A realidade é que a própria industria mostra receio, e é realidade também que o streaming existe desde há alguns anos. Os resultados de quem está nesses serviços, foram até hoje desastrosos. Fechos, falências, e insucesso foram a tónica dominante. Um cenário que se pode alterar com as melhorias que se prevêem vir a existir no futuro.

Mas o grande problema do streaming não é a questão técnica. O grande problema do streaming surge exactamente se a questão técnica for superada e a qualidade do ofertado se aproximar da qualidade do jogo local. Aí é que a questão dos pagamentos mensais levanta problemas. A divisão da receita por dezenas ou centenas de empresas, dando meros cêntimos a cada uma não permite a recuperação rápido dos investimentos, limitando a aposta no que pode ser feito. A qualidade dos jogos decairá por consequência, e os videojogos, tal como os conhecemos desaparecerão. Entraremos num mercado de jogos de consumo rápido, superficiais, e em tudo semelhante ao que vemos atualmente no mercado móvel.

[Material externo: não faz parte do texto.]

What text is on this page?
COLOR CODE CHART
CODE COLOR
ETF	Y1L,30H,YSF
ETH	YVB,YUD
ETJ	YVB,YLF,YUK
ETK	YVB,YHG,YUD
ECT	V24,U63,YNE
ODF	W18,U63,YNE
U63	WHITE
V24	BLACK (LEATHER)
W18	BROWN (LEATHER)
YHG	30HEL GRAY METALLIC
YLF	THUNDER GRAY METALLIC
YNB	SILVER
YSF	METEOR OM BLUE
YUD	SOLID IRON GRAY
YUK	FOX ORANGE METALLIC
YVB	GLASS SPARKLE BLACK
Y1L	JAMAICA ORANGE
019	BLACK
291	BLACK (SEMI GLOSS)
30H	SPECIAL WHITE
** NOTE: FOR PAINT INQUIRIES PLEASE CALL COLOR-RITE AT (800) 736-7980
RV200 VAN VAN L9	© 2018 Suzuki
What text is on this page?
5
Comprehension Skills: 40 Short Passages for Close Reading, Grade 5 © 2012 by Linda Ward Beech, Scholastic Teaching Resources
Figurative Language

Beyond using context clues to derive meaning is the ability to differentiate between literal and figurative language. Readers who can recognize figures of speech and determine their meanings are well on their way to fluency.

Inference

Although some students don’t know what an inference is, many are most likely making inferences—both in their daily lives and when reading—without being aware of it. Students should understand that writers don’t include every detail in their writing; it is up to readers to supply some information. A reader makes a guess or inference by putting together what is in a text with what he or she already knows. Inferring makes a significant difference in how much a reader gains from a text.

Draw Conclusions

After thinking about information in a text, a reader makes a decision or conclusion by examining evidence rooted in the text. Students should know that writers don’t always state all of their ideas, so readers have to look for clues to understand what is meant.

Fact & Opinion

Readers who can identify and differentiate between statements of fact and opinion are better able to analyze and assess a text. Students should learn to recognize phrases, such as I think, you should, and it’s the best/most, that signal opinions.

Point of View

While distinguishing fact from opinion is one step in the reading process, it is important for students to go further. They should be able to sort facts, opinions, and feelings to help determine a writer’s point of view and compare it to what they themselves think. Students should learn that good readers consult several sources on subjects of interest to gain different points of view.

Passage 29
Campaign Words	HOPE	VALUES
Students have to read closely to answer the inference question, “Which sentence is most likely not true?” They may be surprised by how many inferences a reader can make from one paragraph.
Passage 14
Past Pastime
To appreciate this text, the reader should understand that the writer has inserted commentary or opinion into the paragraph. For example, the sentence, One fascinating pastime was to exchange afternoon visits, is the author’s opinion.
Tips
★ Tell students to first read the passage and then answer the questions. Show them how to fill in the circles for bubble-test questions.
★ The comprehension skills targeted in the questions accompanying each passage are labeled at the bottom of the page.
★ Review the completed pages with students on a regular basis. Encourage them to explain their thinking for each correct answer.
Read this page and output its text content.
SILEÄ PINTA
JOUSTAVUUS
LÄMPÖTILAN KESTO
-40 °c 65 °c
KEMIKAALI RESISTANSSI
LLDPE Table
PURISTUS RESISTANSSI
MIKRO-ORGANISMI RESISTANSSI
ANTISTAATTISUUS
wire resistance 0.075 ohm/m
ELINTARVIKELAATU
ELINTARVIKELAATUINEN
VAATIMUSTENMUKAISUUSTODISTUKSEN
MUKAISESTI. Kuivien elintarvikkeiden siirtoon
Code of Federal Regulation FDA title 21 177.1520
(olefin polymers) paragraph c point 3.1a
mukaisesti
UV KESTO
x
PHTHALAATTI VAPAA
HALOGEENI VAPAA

E tudo isto devido a uma vontade extrema das empresas de alcançar um mercado maior. Algo que como este artigo refere, nem sequer é preciso, pois Fortnite alcançou esses mercados todos sem a necessidade da criação de uma plataforma que coloque em causa tudo o que existe actualmente.

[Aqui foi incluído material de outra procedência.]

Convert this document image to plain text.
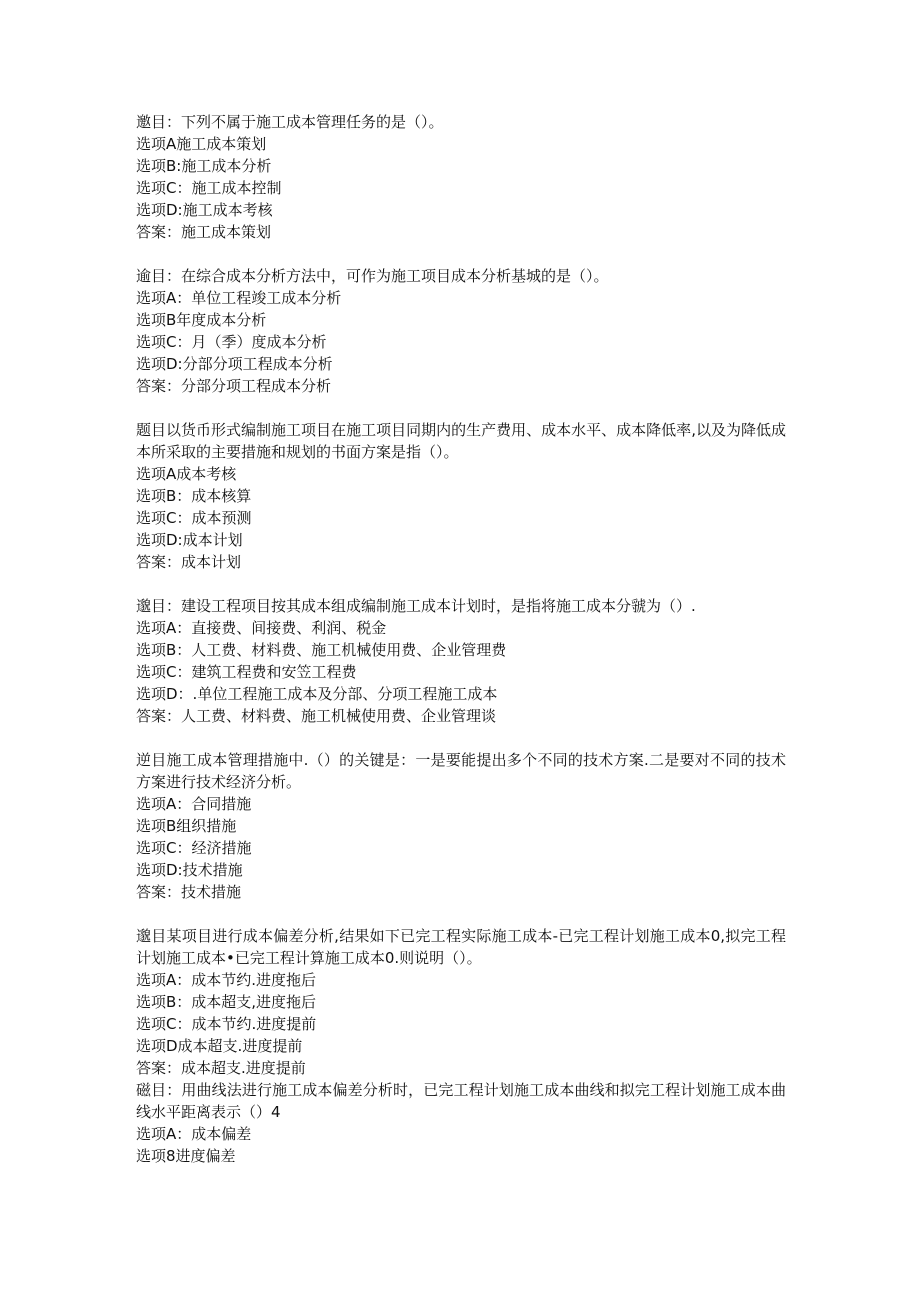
邀目：下列不属于施工成本管理任务的是（）。
选项A施工成本策划
选项B:施工成本分析
选项C：施工成本控制
选项D:施工成本考核
答案：施工成本策划
逾目：在综合成本分析方法中，可作为施工项目成本分析基城的是（）。
选项A：单位工程竣工成本分析
选项B年度成本分析
选项C：月（季）度成本分析
选项D:分部分项工程成本分析
答案：分部分项工程成本分析
题目以货币形式编制施工项目在施工项目同期内的生产费用、成本水平、成本降低率,以及为降低成本所采取的主要措施和规划的书面方案是指（）。
选项A成本考核
选项B：成本核算
选项C：成本预测
选项D:成本计划
答案：成本计划
邈目：建设工程项目按其成本组成编制施工成本计划时，是指将施工成本分虢为（）.
选项A：直接费、间接费、利润、税金
选项B：人工费、材料费、施工机械使用费、企业管理费
选项C：建筑工程费和安笠工程费
选项D：.单位工程施工成本及分部、分项工程施工成本
答案：人工费、材料费、施工机械使用费、企业管理谈
逆目施工成本管理措施中.（）的关键是：一是要能提出多个不同的技术方案.二是要对不同的技术方案进行技术经济分析。
选项A：合同措施
选项B组织措施
选项C：经济措施
选项D:技术措施
答案：技术措施
邈目某项目进行成本偏差分析,结果如下已完工程实际施工成本-已完工程计划施工成本0,拟完工程计划施工成本•已完工程计算施工成本0.则说明（）。
选项A：成本节约.进度拖后
选项B：成本超支,进度拖后
选项C：成本节约.进度提前
选项D成本超支.进度提前
答案：成本超支.进度提前
磁目：用曲线法进行施工成本偏差分析时，已完工程计划施工成本曲线和拟完工程计划施工成本曲线水平距离表示（）4
选项A：成本偏差
选项8进度偏差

Da parte que me toca, não é o futuro que me agrada. Não é que goste de pagar 70 euros por um jogo. São caros, muito caros! Mas o certo é que não só possuo a alternativa para os comprar mais baratos (usados, ou com algum tempo de mercado), como sei que desta forma, continuarão a sair em qualidade e quantidade grandes títulos que me interessam jogar.

É por isso um mal que vem por bem. E algo que, na parte que me toca, não quero alterar, especialmente dada a qualidade de jogos como os que tive nesta geração.